Я кладу ладони на рычаги, почти сползаю с пружинного сиденья, изо всех сил упираюсь в тугие педали. Сердце замирает в радостном предчувствии, и вот радостное настает. Отец толкает рычаг скорости, кричит:
— Давай!
Я отпускаю педали, трактор вздрагивает, весело рявкает и вдруг приходит в движение. Он, громоголосый, могучий, катится вдоль борозды, и я сам себе кажусь таким же могучим. Да не только кажусь, а трактор и в самом деле слушается меня.
Вот стоит мне потянуть рычаг — и трактор пойдет влево. Вот стоит мне потянуть другой рычаг — и трактор пойдет вправо. А если я возьмусь за рычаг со всей силой и до отказа выжму педаль, то железный силач закружится волчком на одном месте.

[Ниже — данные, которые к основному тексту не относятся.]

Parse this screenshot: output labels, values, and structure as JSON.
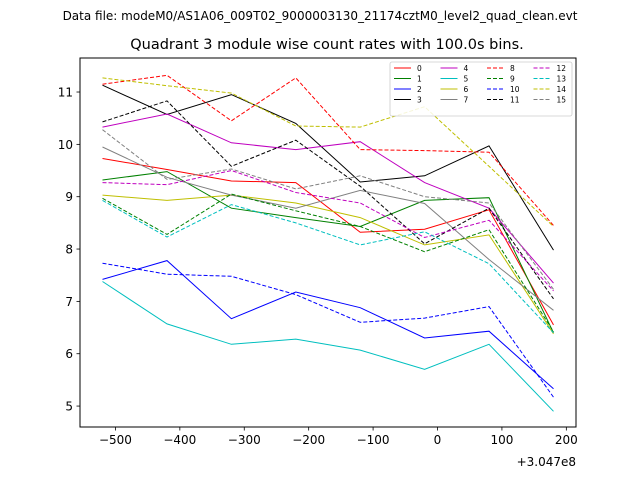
{
  "chart_data": {
    "type": "line",
    "suptitle": "Data file: modeM0/AS1A06_009T02_9000003130_21174cztM0_level2_quad_clean.evt",
    "title": "Quadrant 3 module wise count rates with 100.0s bins.",
    "xlabel": "",
    "ylabel": "",
    "x_offset_label": "+3.047e8",
    "xlim": [
      -555,
      215
    ],
    "ylim": [
      4.6,
      11.65
    ],
    "xticks": [
      -500,
      -400,
      -300,
      -200,
      -100,
      0,
      100,
      200
    ],
    "xtick_labels": [
      "−500",
      "−400",
      "−300",
      "−200",
      "−100",
      "0",
      "100",
      "200"
    ],
    "yticks": [
      5,
      6,
      7,
      8,
      9,
      10,
      11
    ],
    "yticks_labels": [
      "5",
      "6",
      "7",
      "8",
      "9",
      "10",
      "11"
    ],
    "x": [
      -520,
      -420,
      -320,
      -220,
      -120,
      -20,
      80,
      180
    ],
    "legend_position": "top-right",
    "series": [
      {
        "name": "0",
        "color": "#ff0000",
        "dash": "solid",
        "values": [
          9.73,
          9.52,
          9.3,
          9.27,
          8.32,
          8.38,
          8.75,
          6.55
        ]
      },
      {
        "name": "1",
        "color": "#008000",
        "dash": "solid",
        "values": [
          9.32,
          9.48,
          8.78,
          8.6,
          8.43,
          8.93,
          8.98,
          6.4
        ]
      },
      {
        "name": "2",
        "color": "#0000ff",
        "dash": "solid",
        "values": [
          7.42,
          7.78,
          6.67,
          7.18,
          6.88,
          6.3,
          6.43,
          5.33
        ]
      },
      {
        "name": "3",
        "color": "#000000",
        "dash": "solid",
        "values": [
          11.13,
          10.57,
          10.95,
          10.4,
          9.28,
          9.4,
          9.97,
          7.98
        ]
      },
      {
        "name": "4",
        "color": "#bf00bf",
        "dash": "solid",
        "values": [
          10.33,
          10.58,
          10.03,
          9.9,
          10.05,
          9.27,
          8.78,
          7.35
        ]
      },
      {
        "name": "5",
        "color": "#00bfbf",
        "dash": "solid",
        "values": [
          7.38,
          6.57,
          6.18,
          6.28,
          6.07,
          5.7,
          6.18,
          4.9
        ]
      },
      {
        "name": "6",
        "color": "#bfbf00",
        "dash": "solid",
        "values": [
          9.03,
          8.93,
          9.03,
          8.88,
          8.6,
          8.08,
          8.27,
          6.38
        ]
      },
      {
        "name": "7",
        "color": "#808080",
        "dash": "solid",
        "values": [
          9.95,
          9.37,
          9.03,
          8.78,
          9.12,
          8.87,
          7.8,
          6.83
        ]
      },
      {
        "name": "8",
        "color": "#ff0000",
        "dash": "dashed",
        "values": [
          11.15,
          11.32,
          10.45,
          11.27,
          9.9,
          9.88,
          9.85,
          8.45
        ]
      },
      {
        "name": "9",
        "color": "#008000",
        "dash": "dashed",
        "values": [
          8.97,
          8.28,
          9.05,
          8.73,
          8.43,
          7.95,
          8.37,
          6.42
        ]
      },
      {
        "name": "10",
        "color": "#0000ff",
        "dash": "dashed",
        "values": [
          7.73,
          7.52,
          7.48,
          7.13,
          6.6,
          6.68,
          6.9,
          5.17
        ]
      },
      {
        "name": "11",
        "color": "#000000",
        "dash": "dashed",
        "values": [
          10.43,
          10.83,
          9.58,
          10.08,
          9.2,
          8.1,
          8.78,
          7.05
        ]
      },
      {
        "name": "12",
        "color": "#bf00bf",
        "dash": "dashed",
        "values": [
          9.27,
          9.23,
          9.5,
          9.08,
          8.88,
          8.22,
          8.55,
          7.2
        ]
      },
      {
        "name": "13",
        "color": "#00bfbf",
        "dash": "dashed",
        "values": [
          8.93,
          8.23,
          8.85,
          8.5,
          8.08,
          8.33,
          7.72,
          6.4
        ]
      },
      {
        "name": "14",
        "color": "#bfbf00",
        "dash": "dashed",
        "values": [
          11.27,
          11.12,
          10.98,
          10.35,
          10.33,
          10.72,
          9.58,
          8.43
        ]
      },
      {
        "name": "15",
        "color": "#808080",
        "dash": "dashed",
        "values": [
          10.28,
          9.33,
          9.53,
          9.15,
          9.4,
          9.0,
          8.88,
          7.23
        ]
      }
    ]
  }
}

Но я этого не делаю. Я заставляю его идти ровненько вперед да вперед. Баловаться нам нельзя, мы — пашем, мы — работаем!
А вот песни петь можно. И я пою. И отец поет тоже. И хотя певцы мы с отцом не очень важнецкие, хотя слова песни больше выкрикиваем, чем выпеваем, но вместе с Натенькой у нас выходит куда как славно!
И песня у нас выходит славно, и борозда за трактором тянется ровная, и весело вокруг в поле, а больше-то нам всем троим ничего и не надо…
Это воспоминание было таким, что на миг показалось: я и в самом деле слышу гул мотора, слышу влажный запах распаханной земли. И я очнулся, и сказал сам себе:
— Знаю! Теперь знаю, что мне делать!